El informe muestra que el acceso a la educación inicial y primaria está prácticamente garantizado y que la secundaria mantiene altos niveles de cobertura. Sin embargo, persisten dificultades vinculadas a la permanencia y finalización de los estudios. “La repitencia y el rezago siguen siendo problemas importantes, especialmente en el nivel secundario” y remarcó que muchos estudiantes terminan sus trayectorias con varios años de demora.
A esto se suma una preocupación por la calidad de los aprendizajes: “Se avanzó mucho en el acceso, pero no necesariamente en los aprendizajes. Hay una especie de devaluación del título: se llega, pero no siempre con los saberes esperados”, afirmó.

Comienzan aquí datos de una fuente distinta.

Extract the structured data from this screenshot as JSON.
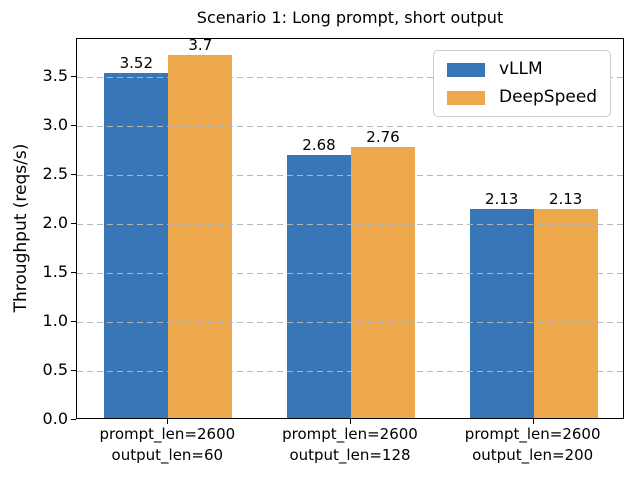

Uno de los ejes centrales del estudio es la fuerte desigualdad territorial. “La ciudad está cada vez más fragmentada y eso se refleja en las trayectorias educativas. Las condiciones de vida, la infraestructura, el transporte y los recursos disponibles inciden directamente en las oportunidades educativas”, señaló Kruger.
El informe también muestra que muchos jóvenes que abandonan la escuela lo hacen porque necesitan trabajar. “Gran parte de quienes no están en el sistema educativo están económicamente activos. El costo de estudiar es alto cuando hay necesidades básicas insatisfechas”, dijo.
Además, aclaró que el grupo de jóvenes que no estudia ni trabaja es reducido y que, en muchos casos, se trata de mujeres que realizan tareas de cuidado no remuneradas.
Las desigualdades también atraviesan a las propias escuelas. “Hay diferencias muy grandes según el barrio en el que están ubicadas. Los recursos, el acompañamiento familiar y las condiciones de trabajo docente influyen mucho en los resultados”, sostuvo.
Aun así, destacó que existen escuelas que, incluso en contextos adversos, logran buenos desempeños gracias a la construcción de comunidad, el liderazgo institucional y el compromiso de los equipos docentes.
Respecto del proyecto de “libertad educativa” del gobierno nacional, Krüger advirtió que la educación “no está siendo una prioridad en términos de financiamiento” e hizo hincapié en los riesgos de profundizar la desigualdad si el Estado se retira de su rol garante. “Si no hay recursos suficientes, infraestructura y docentes con tiempo para acompañar trayectorias, las políticas terminan generando cuellos de botella”, manifestó.
En relación con propuestas como los vouchers o una mayor privatización del sistema, sostuvo que “la evidencia muestra que no mejoran la calidad educativa y tienden a aumentar la fragmentación”.
En ese sentido, mencionó el caso chileno como un ejemplo donde la libre elección escolar profundizó la segregación. “La supuesta libertad de elección está muy condicionada por el nivel socioeconómico. No todas las familias tienen las mismas herramientas para elegir”, advirtió.
También cuestionó la idea de trasladar mayores responsabilidades a las familias: “Cuando el Estado se corre, se profundizan las desigualdades. La escuela sigue siendo un espacio central de socialización, de encuentro entre distintos, y eso se pierde cuando se fragmenta el sistema”.
Finalmente, subrayó que el desafío es estructural: “Si no hay una intervención que corte estas dinámicas, se consolidan las trampas de pobreza. El nivel educativo condiciona las oportunidades laborales y eso vuelve a impactar en las condiciones de vida de las próximas generaciones”.